NJ Utility Watchdog Calls PSE&G Grid Upgrade 'Vague'

Law360 —Tuesday, March 19, 2013

By Joshua Alston

New Jersey's Board of Public Utilities on Wednesday pressed Public Service Electric & Gas Co. for more details on its $3.9 billion proposal to strengthen its electric grid against extreme weather, calling the proposal vague on cost-to-benefit analysis.

At its monthly meeting, the BPU discussed PSE&G's Energy Strong program, saying the utility would not get approval for its proposed hardening of the electric grid until it could provide detailed estimates of the costs, benefits and rate impacts for further review.

The board passed an order requiring PSE&G to provide the information in a timely manner, and is considering hiring an independent expert to evaluate the information.

"The proposal that the board has received is more of a conceptual framework than a detailed plan," said BPU President Robert M. Hanna, adding that preparing New Jersey's utilities for future storms was a necessity, but had to be balanced against other concerns. "We need to have details about what the reliability and safety benefits are as well as the cost to do the job. We're not in the business of issuing blank checks to anybody."

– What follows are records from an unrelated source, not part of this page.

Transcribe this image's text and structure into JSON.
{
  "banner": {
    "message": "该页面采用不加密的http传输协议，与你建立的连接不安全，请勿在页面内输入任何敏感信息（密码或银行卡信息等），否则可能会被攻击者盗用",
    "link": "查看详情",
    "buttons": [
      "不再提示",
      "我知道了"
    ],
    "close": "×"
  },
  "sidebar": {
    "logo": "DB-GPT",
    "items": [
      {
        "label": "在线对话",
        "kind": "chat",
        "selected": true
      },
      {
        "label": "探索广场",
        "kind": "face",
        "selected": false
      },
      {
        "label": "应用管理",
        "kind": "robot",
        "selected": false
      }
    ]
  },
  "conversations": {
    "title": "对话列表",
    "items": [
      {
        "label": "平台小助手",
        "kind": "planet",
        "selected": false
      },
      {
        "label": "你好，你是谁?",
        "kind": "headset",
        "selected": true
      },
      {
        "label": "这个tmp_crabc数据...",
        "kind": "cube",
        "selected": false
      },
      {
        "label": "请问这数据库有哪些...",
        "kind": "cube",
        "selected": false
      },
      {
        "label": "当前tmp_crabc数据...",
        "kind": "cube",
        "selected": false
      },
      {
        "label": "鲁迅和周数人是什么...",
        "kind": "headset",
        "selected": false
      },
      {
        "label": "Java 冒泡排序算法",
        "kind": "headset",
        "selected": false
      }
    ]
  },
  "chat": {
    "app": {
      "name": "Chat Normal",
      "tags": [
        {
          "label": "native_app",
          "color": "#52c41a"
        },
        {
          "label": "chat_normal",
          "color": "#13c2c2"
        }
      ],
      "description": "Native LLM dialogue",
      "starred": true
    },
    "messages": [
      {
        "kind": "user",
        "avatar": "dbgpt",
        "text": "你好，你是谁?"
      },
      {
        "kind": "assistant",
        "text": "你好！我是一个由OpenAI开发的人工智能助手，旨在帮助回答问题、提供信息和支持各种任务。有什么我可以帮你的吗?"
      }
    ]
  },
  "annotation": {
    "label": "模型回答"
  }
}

Hanna also addressed PSE&G's claim that Energy Strong will not create a cost increase for ratepayers, due to a trio of bill surcharges that will be eliminated in January 2014, January 2016 and January 2017, respectively, saying those surcharge roll-offs alone aren't enough to justify the project.

"Current rates do not set some kind of a mark that we are going to mindlessly hit," Hanna said. "We are not going to replace those deregulation and restructuring costs with something else just to keep the bills steady. It is not sufficient to say, 'The bill will remain at the same level.'"

Hanna said the BPU would factor the eliminated surcharges into its overall consideration of Energy Strong's merits, but those would be among many factors considered. If the project isn't approved, he said, ratepayers would see bill decreases.

PSE&G on Wednesday filed information with the board to explain how customer rates would be affected by the project, saying that a residential electric and gas customer could expect to pay $12 less in 2018 than today if Energy Strong is fully approved.

Business customers would also save, according to the utility, which attributes the steady or reduced bills to the dropping cost of natural gas, as well as the surcharge eliminations. PSE&G hopes to start its Energy Strong projects in July, pending the board's approval.

PSE&G announced Energy Strong last month, with improvements that include raising, relocating or protecting switching and substations that have been affected by recent storms and upgrading flood-threatened gas mains.

The 10-year program would also cover the deployment of smart grid technologies, more redundancy in the system to reduce outages and the placement of 20 miles of overhead electric distribution lines underground, according to the company.

The Newark, N.J.-based utility said more than 90 percent of its 2.2 million electric customers lost power during Hurricane Sandy because of damage to electrical facilities and equipment. With the proposed protections, about 800,000 of the customers affected by a storm like Sandy would remain with power and others would see quicker restoration times, according to PSE&G.

A collective of New Jersey lobbying groups on Monday sent the BPU a letter urging it to block Energy Strong, raising concerns that ratepayers will ultimately have to bear the costs.

The letter — submitted by the Chemistry Council of New Jersey, AARP's New Jersey Chapter, the New Jersey Large Energy Users Coalition, New Jersey Public Interest Research Group and New Jersey Citizen Action — asked the board to reject or indefinitely delay Energy Strong, saying PSE&G did not complete a board-directed investigation into how best to prepare the electric grid for extreme weather prior to submitting its proposal.